On Friday, the Arkansas Department of Energy and Environment, Division of Environmental Quality (DEQ) filed a complaint in the Eastern District of Arkansas against the Environmental Protection Agency (EPA) and its Administrator, Michael Regan, for infringing on the DEQ’s authority to implement the National Pollutant Discharge Elimination System (NPDES) under the Clean Water Act.
According to the complaint, the DEQ is the Arkansas state agency responsible for administering and enforcing the Arkansas environmental protection statutes and regulations, including the state’s NPDES permit program. The complaint states that the EPA is the federal agency responsible for the supervision, administration and enforcement of many federal environmental laws including administering the federal NPDES permit program under the Clean Water Act.
The complaint purports that under the Clean Water Act, each state Governor is authorized to seek authority to administer the NPDES permit program within his or her state by applying to the EPA and complying with certain statutory conditions.

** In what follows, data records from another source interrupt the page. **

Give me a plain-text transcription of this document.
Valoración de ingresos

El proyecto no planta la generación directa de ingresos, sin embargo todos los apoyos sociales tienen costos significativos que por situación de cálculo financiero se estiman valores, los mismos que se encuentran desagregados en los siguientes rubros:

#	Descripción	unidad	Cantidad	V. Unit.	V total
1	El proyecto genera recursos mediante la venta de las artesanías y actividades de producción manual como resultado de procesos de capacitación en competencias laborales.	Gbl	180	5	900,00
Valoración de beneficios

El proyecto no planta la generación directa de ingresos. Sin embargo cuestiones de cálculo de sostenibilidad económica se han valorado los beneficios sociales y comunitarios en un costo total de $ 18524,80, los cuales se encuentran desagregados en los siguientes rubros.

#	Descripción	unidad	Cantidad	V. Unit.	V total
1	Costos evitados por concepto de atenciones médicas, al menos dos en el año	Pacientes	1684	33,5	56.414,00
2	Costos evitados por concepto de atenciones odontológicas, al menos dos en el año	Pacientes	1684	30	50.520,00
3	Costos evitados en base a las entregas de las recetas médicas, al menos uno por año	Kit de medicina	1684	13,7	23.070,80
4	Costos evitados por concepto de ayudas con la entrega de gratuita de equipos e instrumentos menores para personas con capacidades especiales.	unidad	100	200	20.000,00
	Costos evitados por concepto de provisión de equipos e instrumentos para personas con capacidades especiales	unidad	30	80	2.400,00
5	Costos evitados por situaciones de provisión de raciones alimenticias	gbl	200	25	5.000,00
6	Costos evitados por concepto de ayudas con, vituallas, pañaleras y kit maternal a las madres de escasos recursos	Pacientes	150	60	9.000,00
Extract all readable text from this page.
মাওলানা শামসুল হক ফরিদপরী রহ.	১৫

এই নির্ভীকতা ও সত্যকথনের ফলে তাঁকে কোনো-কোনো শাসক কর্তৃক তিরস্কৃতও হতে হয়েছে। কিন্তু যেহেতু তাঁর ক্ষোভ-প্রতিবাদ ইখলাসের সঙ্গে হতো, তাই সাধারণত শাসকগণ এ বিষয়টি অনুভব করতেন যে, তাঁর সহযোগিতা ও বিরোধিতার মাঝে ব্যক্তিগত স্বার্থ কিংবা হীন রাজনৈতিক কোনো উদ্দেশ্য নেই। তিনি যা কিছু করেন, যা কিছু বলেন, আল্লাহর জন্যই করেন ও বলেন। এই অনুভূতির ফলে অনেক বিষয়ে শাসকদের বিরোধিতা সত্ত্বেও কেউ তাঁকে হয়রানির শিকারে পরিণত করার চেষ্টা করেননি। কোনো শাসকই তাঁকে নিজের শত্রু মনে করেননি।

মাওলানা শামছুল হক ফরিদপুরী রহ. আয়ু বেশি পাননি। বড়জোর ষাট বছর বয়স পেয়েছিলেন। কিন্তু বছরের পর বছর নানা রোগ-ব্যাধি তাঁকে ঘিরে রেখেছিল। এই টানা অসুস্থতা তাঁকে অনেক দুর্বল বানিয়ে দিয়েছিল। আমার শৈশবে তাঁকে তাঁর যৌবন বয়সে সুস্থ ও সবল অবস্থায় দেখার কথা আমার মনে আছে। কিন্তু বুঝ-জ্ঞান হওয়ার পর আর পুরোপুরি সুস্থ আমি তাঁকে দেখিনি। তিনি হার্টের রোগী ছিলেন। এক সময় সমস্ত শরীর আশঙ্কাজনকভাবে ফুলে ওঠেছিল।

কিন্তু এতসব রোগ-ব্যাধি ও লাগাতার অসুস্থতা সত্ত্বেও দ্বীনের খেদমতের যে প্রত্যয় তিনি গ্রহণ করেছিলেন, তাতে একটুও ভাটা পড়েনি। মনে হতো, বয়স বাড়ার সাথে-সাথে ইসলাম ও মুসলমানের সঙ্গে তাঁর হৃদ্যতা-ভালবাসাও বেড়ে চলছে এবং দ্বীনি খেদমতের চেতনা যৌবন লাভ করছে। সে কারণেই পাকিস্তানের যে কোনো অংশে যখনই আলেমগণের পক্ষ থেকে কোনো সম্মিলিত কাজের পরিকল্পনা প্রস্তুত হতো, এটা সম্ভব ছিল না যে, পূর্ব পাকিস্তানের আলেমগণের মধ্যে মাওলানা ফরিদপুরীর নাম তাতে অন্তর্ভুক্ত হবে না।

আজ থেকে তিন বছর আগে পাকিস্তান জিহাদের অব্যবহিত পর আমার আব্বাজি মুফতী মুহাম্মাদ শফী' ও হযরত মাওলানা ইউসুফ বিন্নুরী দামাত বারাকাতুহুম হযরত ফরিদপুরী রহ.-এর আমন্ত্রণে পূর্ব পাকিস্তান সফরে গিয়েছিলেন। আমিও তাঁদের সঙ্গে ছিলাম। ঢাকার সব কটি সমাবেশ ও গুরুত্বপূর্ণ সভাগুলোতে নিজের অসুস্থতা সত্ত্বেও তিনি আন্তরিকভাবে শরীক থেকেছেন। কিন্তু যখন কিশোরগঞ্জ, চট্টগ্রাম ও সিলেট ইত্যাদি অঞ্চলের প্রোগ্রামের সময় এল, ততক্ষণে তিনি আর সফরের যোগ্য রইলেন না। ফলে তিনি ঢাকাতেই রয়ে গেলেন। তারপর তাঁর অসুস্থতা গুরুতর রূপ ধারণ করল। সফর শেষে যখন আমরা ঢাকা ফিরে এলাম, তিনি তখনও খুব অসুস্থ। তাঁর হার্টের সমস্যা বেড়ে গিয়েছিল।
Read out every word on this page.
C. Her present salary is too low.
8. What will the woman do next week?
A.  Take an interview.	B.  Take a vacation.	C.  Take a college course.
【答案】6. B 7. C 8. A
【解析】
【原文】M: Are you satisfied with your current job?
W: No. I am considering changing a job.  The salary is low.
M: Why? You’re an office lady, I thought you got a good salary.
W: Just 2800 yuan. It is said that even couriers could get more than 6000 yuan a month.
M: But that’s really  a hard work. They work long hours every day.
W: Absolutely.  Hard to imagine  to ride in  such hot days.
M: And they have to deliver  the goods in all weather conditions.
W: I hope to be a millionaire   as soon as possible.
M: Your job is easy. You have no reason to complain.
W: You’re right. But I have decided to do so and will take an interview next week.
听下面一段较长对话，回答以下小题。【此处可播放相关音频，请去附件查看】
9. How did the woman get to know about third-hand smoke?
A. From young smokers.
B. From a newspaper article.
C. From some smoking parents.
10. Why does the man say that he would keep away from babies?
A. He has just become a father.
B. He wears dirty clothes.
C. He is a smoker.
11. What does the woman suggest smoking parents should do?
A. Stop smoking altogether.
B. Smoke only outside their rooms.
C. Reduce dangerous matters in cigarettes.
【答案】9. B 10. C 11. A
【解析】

Further, the complaint states that the EPA “shall” approve any application if the minimum statutory requirements are met, and once approved, the authority to issue NPDES permits transfers exclusively to the state, subject to certain limited oversight responsibilities by the EPA.
In the present case, the DEQ argues that the EPA violated federal law and infringed on the plaintiffs authority to implement NPDES permits by failing to timely exercise its oversight responsibilities and attempting to insert itself into Arkansas’ NPDES permit program.
The plaintiff alleges that the EPA is infringing on the DEQ’s authority by requesting additional information and revisions to NPDES permits and issuing objection letters outside of its statutory deadlines. Specifically, the DEQ alleges that the EPA failed to timely object to two NPDES renewal permits.
The first permit was a five-year NPDES permit issued to the Northwest Arkansas Conservation Authority (NACA) to discharge treated wastewater. The complaint alleges that the EPA submitted a request for additional information 16 days past its statutory deadline and issued an interim objection 245 days after EPA’s deadline for objecting. Further, the DEQ argues that the EPA issued a specific objection letter 360 days after EPA’s deadline for objecting to the draft NACA permit had passed.
Additionally, the complaint states that the EPA sent a general objection letter for a PDES renewal permit for the Springdale Water and Sewer Commision 291 days past the EPA deadline and a specific objection letter 313 days past the deadline. The complaint purports that the DEQ followed its statutory requirements and on April 1, 2022, the EPA sent another letter to the DEQ reiterating that the DEQ must revise the NACA and Springdale permits.
The plaintiff argues that the EPA’s failure to exercise its oversight authority within the statutory timeframe infringes on the sovereign authority of Arkansas and deprives the DEQ of its right to implement its authorized NPDES program. Accordingly, the plaintiff seeks Declaratory and Injunctive Relief alleging that the EPA exceeded its statutory authority, abused its discretion under the Clean Water Act and failed to timely object.